Congrats on your training and hard work.  in a herd situation the baby's mom would do what you did to Ollie to protect her new baby.  The two older kids would have to accept new kids in the herd.  In the wild, mom (in this case you) would drive them away so she could kid again.  Then she would protect them by butting aggressors.
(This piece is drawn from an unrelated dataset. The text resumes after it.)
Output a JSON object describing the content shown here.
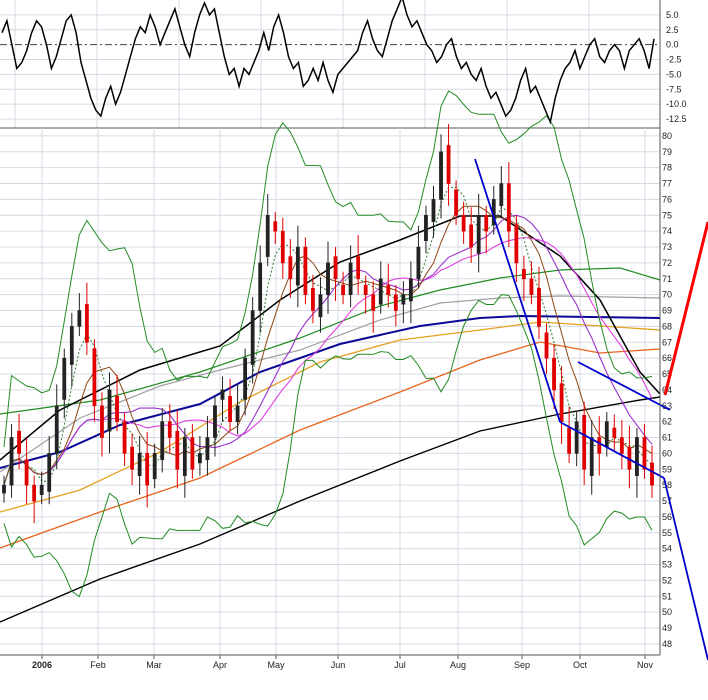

Eventually they will accept the new one in their herd.  If you eventually add another kid to the mix, Brooklyn will probably act like Ollie and his "sister". 

Ollie butting the tree in a tantrum is funny but imagine him doing that as an adult!  You are smart to train him young to respect you as herd leader.  Most people who have problems with behavior let the bad stuff go on too long because the animal was little and cute.  By the time they decide to do some kind of training it is too late.  You and everyone who offered advice are very wise to realize we need to train our young animals to the behaviors we want when they are still small for us to handle safely.  They are a lot more powerful than most people realize.  So glad the 2 older goats finally let Brooklyn into the "clubhouse".  LOL


----------



## samssimonsays (Jun 18, 2015)

Thank you Ridgetop! It really means a lot! I may baby my guys more than they should be and they are spoiled but I also work very hard to enforce behaviors that are acceptable, reprimand those that are not and praise those that are. They are very well behaved and listen well (MOST times ) I have a rabbit that runs their pen with them often and it was kinda cute to see Brooklyn (now Olive) gently touch her head to her after she would get head butted but I did tell her no and she responded well to it.  
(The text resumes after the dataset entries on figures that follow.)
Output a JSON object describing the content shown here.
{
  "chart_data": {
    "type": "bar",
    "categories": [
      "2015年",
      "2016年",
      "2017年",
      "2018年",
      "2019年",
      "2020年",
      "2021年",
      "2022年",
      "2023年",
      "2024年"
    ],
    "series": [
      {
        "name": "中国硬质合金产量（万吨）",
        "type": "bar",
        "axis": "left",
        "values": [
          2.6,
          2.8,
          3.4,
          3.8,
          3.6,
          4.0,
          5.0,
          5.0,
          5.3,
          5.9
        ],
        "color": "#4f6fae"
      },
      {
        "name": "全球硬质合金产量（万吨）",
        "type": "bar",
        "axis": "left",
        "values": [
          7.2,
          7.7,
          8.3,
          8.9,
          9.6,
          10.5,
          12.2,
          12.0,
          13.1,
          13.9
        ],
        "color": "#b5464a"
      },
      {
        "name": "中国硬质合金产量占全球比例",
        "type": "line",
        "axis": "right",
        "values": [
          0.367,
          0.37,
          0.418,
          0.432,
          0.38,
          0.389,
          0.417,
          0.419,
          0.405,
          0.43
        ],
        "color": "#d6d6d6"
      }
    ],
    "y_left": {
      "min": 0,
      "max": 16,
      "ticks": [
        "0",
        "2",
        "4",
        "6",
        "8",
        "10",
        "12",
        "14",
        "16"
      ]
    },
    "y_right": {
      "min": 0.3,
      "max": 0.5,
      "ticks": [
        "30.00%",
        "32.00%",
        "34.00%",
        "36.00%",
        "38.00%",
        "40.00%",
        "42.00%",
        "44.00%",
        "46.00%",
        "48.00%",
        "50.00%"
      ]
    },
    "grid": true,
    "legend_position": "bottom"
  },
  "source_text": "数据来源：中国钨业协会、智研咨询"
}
Thank you all for all of the advice! I am soooo happy it has been working!


----------



## BlessedWithGoats (Jun 18, 2015)

Yay!! Great job Samantha!!!


----------



## Hens and Roos (Jun 19, 2015)

Good Work!  It is hard to introduce new ones into a herd.  I have noticed that our 1st girl still takes head butting from the 3 does.


----------



## Goat Whisperer (Jun 20, 2015)

Glad he is behaving himself!!  He has really given you a run for your money  Are you 100% sure he is a wether? LOL I haven't ever had a buck act like that, I'm shocked that a wether is doing this!

Glad you are "learning" him a lesson! I hope whoever you place him with is as strict as you when it comes to his behavior problems, especially if he is going to a home with human kids!


----------



## samssimonsays (Jun 22, 2015)

Goat Whisperer said:


> Glad he is behaving himself!!  He has really given you a run for your money  Are you 100% sure he is a wether? LOL I haven't ever had a buck act like that, I'm shocked that a wether is doing this!
> 
> Glad you are "learning" him a lesson! I hope whoever you place him with is as strict as you when it comes to his behavior problems, especially if he is going to a home with human kids!


Well, they DO have human kids AND he would be a single goat for 7 months until they get their babies.... I am apprehensive about it because he is still needing reminders on manners BUT I am strict. I love them to death and I do pamper/spoil them as well as shower them with attention BUT I won't tolerate any bad behaviors either. My two still push her around some but they stop when I use my "stern" voice. He certainly has given me a run for my money... his newest thing is to bite my rabbits ears. He pulled one out of my hands while I was posing her checking her over before a show on Friday! 

He is definitely a wether though...    He still had the shriveled up sack when I got him that took FOREVER to fall off. He really does mellow out but when he hits a growth spurt it seems like he gets horrible on me again ! Never mean or nasty towards me or anyone just stubborn and bull headed


----------